Purpose: Identifying the inequities underrepresented groups face in undergraduate engineering education and addressing these inequities is commonly in the hands of faculty and staff rather than the students who experience them firsthand. Seeking to shift away from this dynamic and empower students to name and challenge the oppression they face, we launched the Justice, Equity, Diversity, and Inclusion (JEDI) Ambassador Program at a large Hispanic-Serving Institution in the Southeastern United States. JEDI is a co-curricular program that employs undergraduate engineering students to engage in justice, equity, diversity, and inclusion projects with the guidance of a graduate student or university support staff mentor. In this paper, we investigate the impact and limitations of this attempt at liberatory pedagogy through analyzing exit interviews with the alumni from the first two years of the program.
Framework: This study is informed by liberative pedagogy, which facilitates critical consciousness and supports students in bringing their whole selves to a learning space to expand their critical capacities. One of the primary goals in creating JEDI was to provide engineering students space to realize and name the oppression they face and support them in designing their own projects that seek to challenge oppression. This paper investigates our attempt at operationalizing liberatory pedagogy through JEDI.
Methods: The first author conducted 80–150-minute semi-structured interviews with program alumni. The interview protocol was informed by constructs from liberative pedagogy, focusing on participants' experiences in the program. The first author utilized thematic coding to identify salient themes across the interviews.

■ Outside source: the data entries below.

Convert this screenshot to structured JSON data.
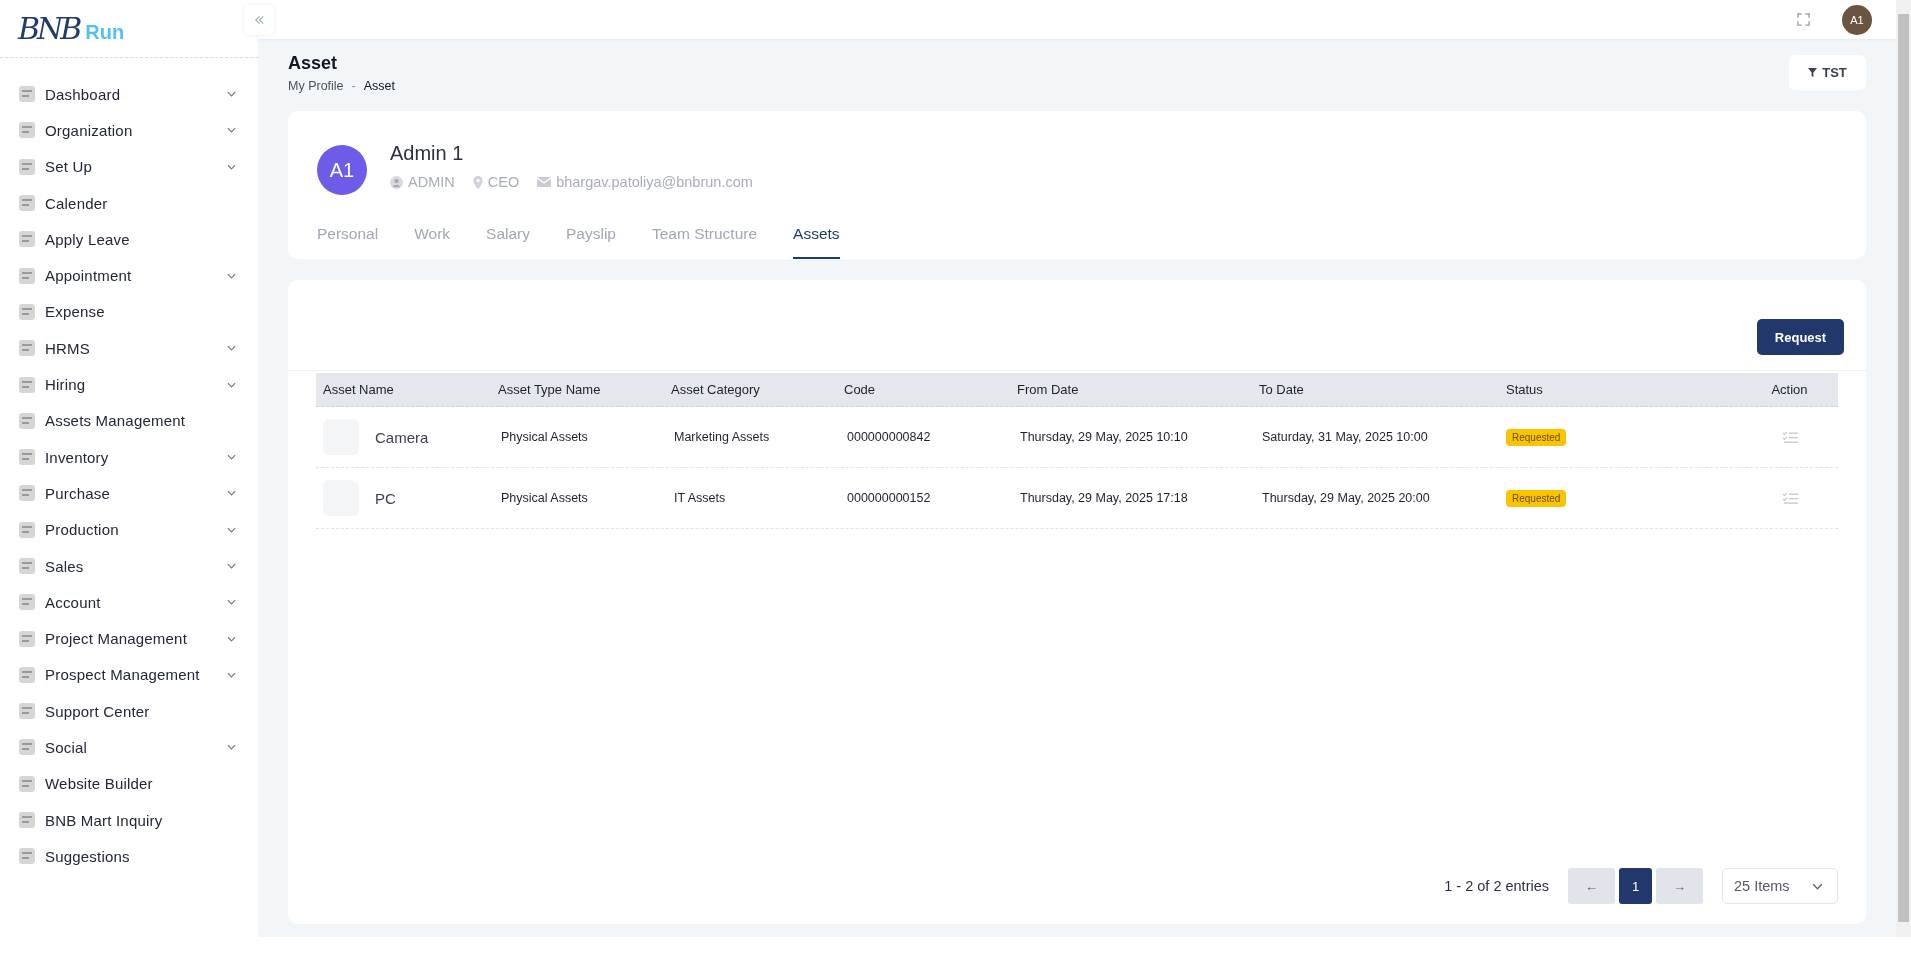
{
  "logo": {
    "mark": "BNB",
    "text": "Run"
  },
  "sidebar": {
    "items": [
      {
        "label": "Dashboard",
        "has_submenu": true
      },
      {
        "label": "Organization",
        "has_submenu": true
      },
      {
        "label": "Set Up",
        "has_submenu": true
      },
      {
        "label": "Calender",
        "has_submenu": false
      },
      {
        "label": "Apply Leave",
        "has_submenu": false
      },
      {
        "label": "Appointment",
        "has_submenu": true
      },
      {
        "label": "Expense",
        "has_submenu": false
      },
      {
        "label": "HRMS",
        "has_submenu": true
      },
      {
        "label": "Hiring",
        "has_submenu": true
      },
      {
        "label": "Assets Management",
        "has_submenu": false
      },
      {
        "label": "Inventory",
        "has_submenu": true
      },
      {
        "label": "Purchase",
        "has_submenu": true
      },
      {
        "label": "Production",
        "has_submenu": true
      },
      {
        "label": "Sales",
        "has_submenu": true
      },
      {
        "label": "Account",
        "has_submenu": true
      },
      {
        "label": "Project Management",
        "has_submenu": true
      },
      {
        "label": "Prospect Management",
        "has_submenu": true
      },
      {
        "label": "Support Center",
        "has_submenu": false
      },
      {
        "label": "Social",
        "has_submenu": true
      },
      {
        "label": "Website Builder",
        "has_submenu": false
      },
      {
        "label": "BNB Mart Inquiry",
        "has_submenu": false
      },
      {
        "label": "Suggestions",
        "has_submenu": false
      }
    ]
  },
  "topbar": {
    "avatar": "A1"
  },
  "page": {
    "title": "Asset",
    "breadcrumb": [
      "My Profile",
      "Asset"
    ],
    "breadcrumb_separator": "-",
    "filter_button": "TST"
  },
  "profile": {
    "avatar": "A1",
    "name": "Admin 1",
    "role": "ADMIN",
    "designation": "CEO",
    "email": "bhargav.patoliya@bnbrun.com",
    "tabs": [
      {
        "label": "Personal",
        "selected": false
      },
      {
        "label": "Work",
        "selected": false
      },
      {
        "label": "Salary",
        "selected": false
      },
      {
        "label": "Payslip",
        "selected": false
      },
      {
        "label": "Team Structure",
        "selected": false
      },
      {
        "label": "Assets",
        "selected": true
      }
    ]
  },
  "assets": {
    "request_button": "Request",
    "table": {
      "columns": [
        "Asset Name",
        "Asset Type Name",
        "Asset Category",
        "Code",
        "From Date",
        "To Date",
        "Status",
        "Action"
      ],
      "rows": [
        {
          "name": "Camera",
          "type": "Physical Assets",
          "category": "Marketing Assets",
          "code": "000000000842",
          "from": "Thursday, 29 May, 2025 10:10",
          "to": "Saturday, 31 May, 2025 10:00",
          "status": "Requested"
        },
        {
          "name": "PC",
          "type": "Physical Assets",
          "category": "IT Assets",
          "code": "000000000152",
          "from": "Thursday, 29 May, 2025 17:18",
          "to": "Thursday, 29 May, 2025 20:00",
          "status": "Requested"
        }
      ]
    },
    "pagination": {
      "summary": "1 - 2 of 2 entries",
      "prev": "←",
      "next": "→",
      "pages": [
        {
          "label": "1",
          "selected": true
        }
      ],
      "per_page": "25 Items"
    }
  }
}
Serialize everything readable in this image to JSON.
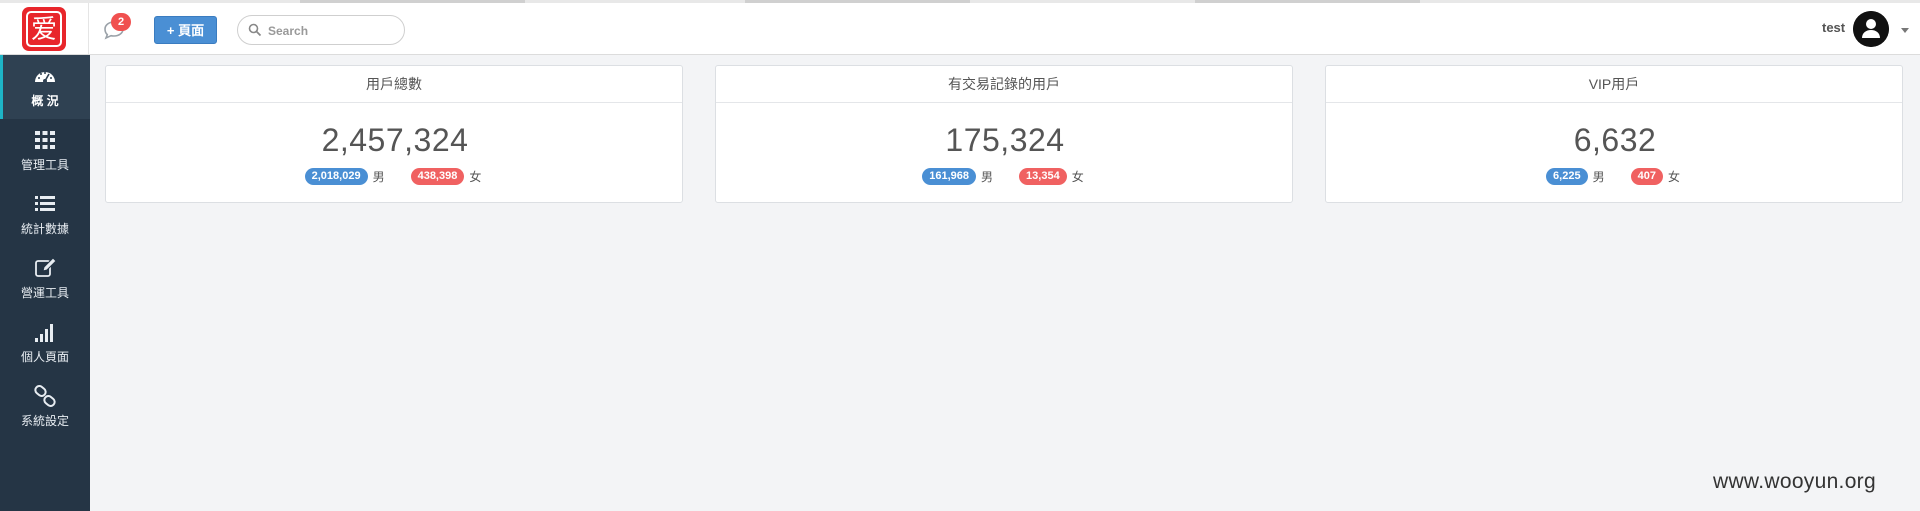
{
  "header": {
    "logo_char": "爱",
    "notification_count": "2",
    "new_page_label": "+ 頁面",
    "search_placeholder": "Search",
    "username": "test"
  },
  "sidebar": {
    "items": [
      {
        "label": "概 況",
        "icon": "dashboard-icon",
        "active": true
      },
      {
        "label": "管理工具",
        "icon": "grid-icon",
        "active": false
      },
      {
        "label": "統計數據",
        "icon": "list-icon",
        "active": false
      },
      {
        "label": "營運工具",
        "icon": "edit-icon",
        "active": false
      },
      {
        "label": "個人頁面",
        "icon": "signal-bars-icon",
        "active": false
      },
      {
        "label": "系統設定",
        "icon": "link-icon",
        "active": false
      }
    ]
  },
  "cards": [
    {
      "title": "用戶總數",
      "total": "2,457,324",
      "male": "2,018,029",
      "male_label": "男",
      "female": "438,398",
      "female_label": "女"
    },
    {
      "title": "有交易記錄的用戶",
      "total": "175,324",
      "male": "161,968",
      "male_label": "男",
      "female": "13,354",
      "female_label": "女"
    },
    {
      "title": "VIP用戶",
      "total": "6,632",
      "male": "6,225",
      "male_label": "男",
      "female": "407",
      "female_label": "女"
    }
  ],
  "colors": {
    "sidebar_bg": "#253545",
    "accent_blue": "#4a8fd4",
    "accent_red": "#f06161",
    "logo_red": "#e8262b",
    "badge_red": "#f0504f"
  },
  "watermark": "www.wooyun.org"
}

Results: The analysis of the interview data revealed several successes and shortcomings related to operationalizing liberative pedagogy. One theme related to the successes was that participants expressed that JEDI offered a safe, welcoming environment in which they could embrace their marginalized identities and freely express their ideas. This finding, along with other themes that will be discussed in the paper, speak to the positive impact of the program. However, one theme related to shortcomings was that participants spoke extensively about the positive impact JEDI had on them as individuals, but they did not express that they saw their projects as having a significant external impact. We see this as a limitation regarding the program engaging the students in liberatory praxis within their local communities.
Significance: Findings from this study provide insight into the impact liberative pedagogy has on engineering students and the challenges of operationalizing liberative pedagogy in a formal university context. These results could aid the engineering education community as we continue to search for ways to support and empower students.